All this seems far-fetched today, but the general tumult in Quebec in those days encouraged both extreme and alarmist thinking.
Just a year before, the Montreal police had gone on strike, causing hours of anarchy and looting, and requiring the deployment of soldiers on the streets.
And remember the times — the near aftermath of the 1968 street revolutions in Paris and Chicago, the riots in America's inner cities, the assassinations of Bobby Kennedy and Martin Luther King. All these things have to be factored in.
Breathing in fear
You have to remember, too, that as the October Crisis broke Montreal police were not entirely trusted. Universities were in upheaval and, in one arena, 3,000 students chanted "FLQ … FLQ … FLQ" in support of the movement's manifesto demanding the release of 23 of its so-called political prisoners, plus $500,000 in gold.

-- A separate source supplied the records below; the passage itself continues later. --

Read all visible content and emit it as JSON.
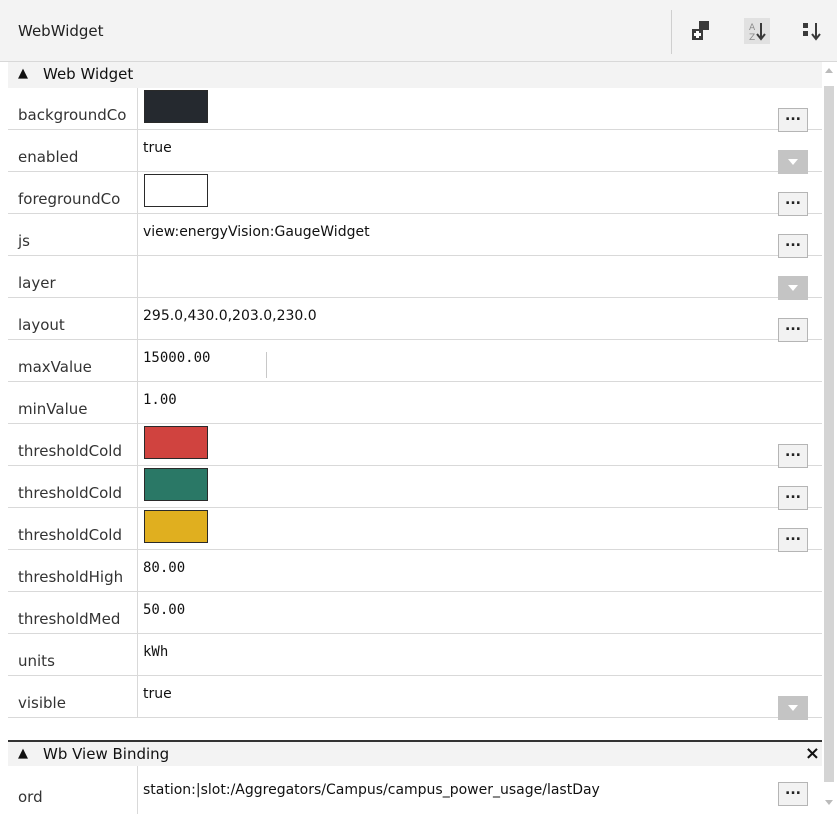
{
  "header": {
    "title": "WebWidget"
  },
  "toolbar": {
    "icons": [
      "new-slot-icon",
      "sort-alpha-icon",
      "sort-order-icon"
    ]
  },
  "section1": {
    "title": "Web Widget"
  },
  "rows": [
    {
      "name": "backgroundColor",
      "label": "backgroundCo",
      "kind": "color",
      "color": "#25292f",
      "button": "..."
    },
    {
      "name": "enabled",
      "label": "enabled",
      "kind": "text",
      "value": "true",
      "dropdown": true
    },
    {
      "name": "foregroundColor",
      "label": "foregroundCo",
      "kind": "color",
      "color": "#ffffff",
      "button": "..."
    },
    {
      "name": "js",
      "label": "js",
      "kind": "text",
      "value": "view:energyVision:GaugeWidget",
      "button": "..."
    },
    {
      "name": "layer",
      "label": "layer",
      "kind": "text",
      "value": "",
      "dropdown": true
    },
    {
      "name": "layout",
      "label": "layout",
      "kind": "text",
      "value": "295.0,430.0,203.0,230.0",
      "button": "..."
    },
    {
      "name": "maxValue",
      "label": "maxValue",
      "kind": "mono",
      "value": "15000.00"
    },
    {
      "name": "minValue",
      "label": "minValue",
      "kind": "mono",
      "value": "1.00"
    },
    {
      "name": "thresholdColorHigh",
      "label": "thresholdCold",
      "kind": "color",
      "color": "#d0433f",
      "button": "..."
    },
    {
      "name": "thresholdColorLow",
      "label": "thresholdCold",
      "kind": "color",
      "color": "#2a7866",
      "button": "..."
    },
    {
      "name": "thresholdColorMed",
      "label": "thresholdCold",
      "kind": "color",
      "color": "#e0af1f",
      "button": "..."
    },
    {
      "name": "thresholdHigh",
      "label": "thresholdHigh",
      "kind": "mono",
      "value": "80.00"
    },
    {
      "name": "thresholdMed",
      "label": "thresholdMed",
      "kind": "mono",
      "value": "50.00"
    },
    {
      "name": "units",
      "label": "units",
      "kind": "mono",
      "value": "kWh"
    },
    {
      "name": "visible",
      "label": "visible",
      "kind": "text",
      "value": "true",
      "dropdown": true
    }
  ],
  "section2": {
    "title": "Wb View Binding",
    "close": "×"
  },
  "binding": {
    "label": "ord",
    "value": "station:|slot:/Aggregators/Campus/campus_power_usage/lastDay",
    "button": "..."
  },
  "section_arrow": "▲"
}
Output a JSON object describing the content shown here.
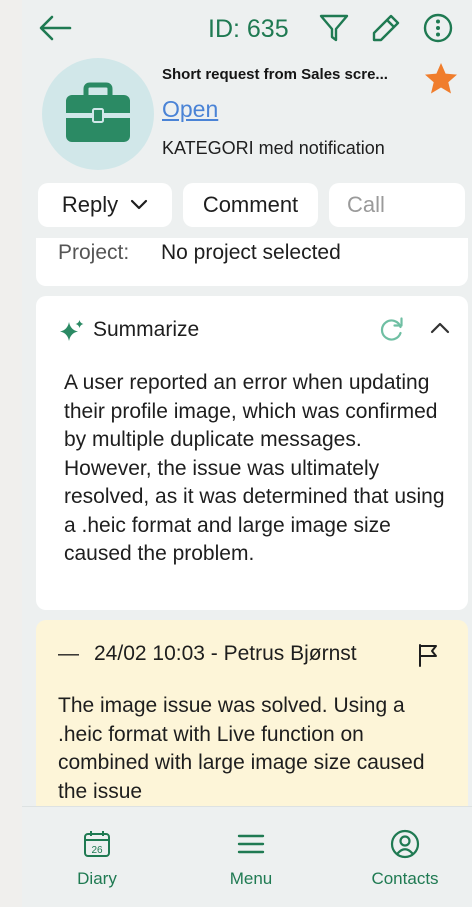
{
  "header": {
    "ticket_id": "ID: 635",
    "title": "Short request from Sales scre...",
    "status": "Open",
    "category": "KATEGORI med notification"
  },
  "actions": {
    "reply": "Reply",
    "comment": "Comment",
    "call": "Call"
  },
  "project": {
    "label": "Project:",
    "value": "No project selected"
  },
  "summary": {
    "title": "Summarize",
    "text": "A user reported an error when updating their profile image, which was confirmed by multiple duplicate messages. However, the issue was ultimately resolved, as it was determined that using a .heic format and large image size caused the problem."
  },
  "message": {
    "header": "24/02 10:03 - Petrus Bjørnst",
    "body": "The image issue was solved. Using a .heic format with Live function on combined with large image size caused the issue"
  },
  "nav": {
    "diary": "Diary",
    "diary_day": "26",
    "menu": "Menu",
    "contacts": "Contacts"
  },
  "colors": {
    "accent": "#1f7a52",
    "link": "#4a83d6",
    "star": "#f07d2c",
    "message_bg": "#fdf5d8",
    "app_bg": "#edf0f0"
  },
  "icons": [
    "back-arrow-icon",
    "filter-icon",
    "edit-pencil-icon",
    "more-options-icon",
    "briefcase-icon",
    "star-icon",
    "chevron-down-icon",
    "sparkle-icon",
    "refresh-icon",
    "collapse-chevron-icon",
    "flag-icon",
    "calendar-icon",
    "hamburger-menu-icon",
    "contacts-icon"
  ]
}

To the shock of prime minister Trudeau an astonishing number of his old friends in Quebec's political, media, and artistic establishment seemed anxious to negotiate with the kidnappers over these demands.
Looking back over my reports in those days from inside Drapeau's City Hall — "a grey and forbidding fortress ringed by armed troops and military convoys" — I can attest that the fear of many officials was not feigned. It was thick in the air.
Drapeau was demanding of Trudeau nothing but an all-out drive to crush the FLQ before it was too late.
In a sense his view of events mirrored that of the Felquistes themselves. "Any victory by the FLQ," I wrote at the time of Drapeau's thinking, "would inevitably weaken the already flimsy structure of law and order in Quebec; destroy public confidence in elected government; and prompt even greater violence."
The Quebec premier, it turned out, thought roughly the same, and so did Trudeau, who became convinced that Quebec's elite was wavering and panic stricken to the point of defeatism.
The War Measures Act, antiquated and ham-fisted, was his answer.
End game
Looking back now, 40 years on, we can see that October 1970 was something of a national panic, fed by the exaggerated claims of both the FLQ and overwrought government officials in Quebec and Ottawa.
Implementing the War Measures Act was a blight on Canada's human rights record but, it should also be observed, was enormously popular, as extreme measures tend to be in crises.
In Quebec, the crackdown received approval ratings of over 83 per cent.
But what if the FLQ had won the day, it's fair to ask? What if they had outmanoeuvred authorities and won over the mass sympathy that Drapeau feared?
I've often wondered that, but now think the likelihood was improbable.
Even William Higgitt, the RCMP commissioner at the time, argued that traditional police work was what was needed, not "sweeping powers." And so it proved.
Cross was found, police intelligence improved quickly, FLQ sympathizers leaked in torrents and, within a year and with improving intelligence, quite modest counterterrorism units scooped up the skeletal remains of the cells.
After that, hardline separatist energy tended to flow into the rising fortunes of legitimate politics and the Parti Quebecois, an unintended consequence that endures today.
To the surprise of my generation, the relatively short span of political terrorism in Quebec (1963-70) faded out with remarkable speed.
Was that the result of the WMA? Or simply decent Quebec's disgust at the spasm of violence that had been unleashed?
Whatever, the very drama of the ending has ensured these events retain their restless and still provocative place in our national history.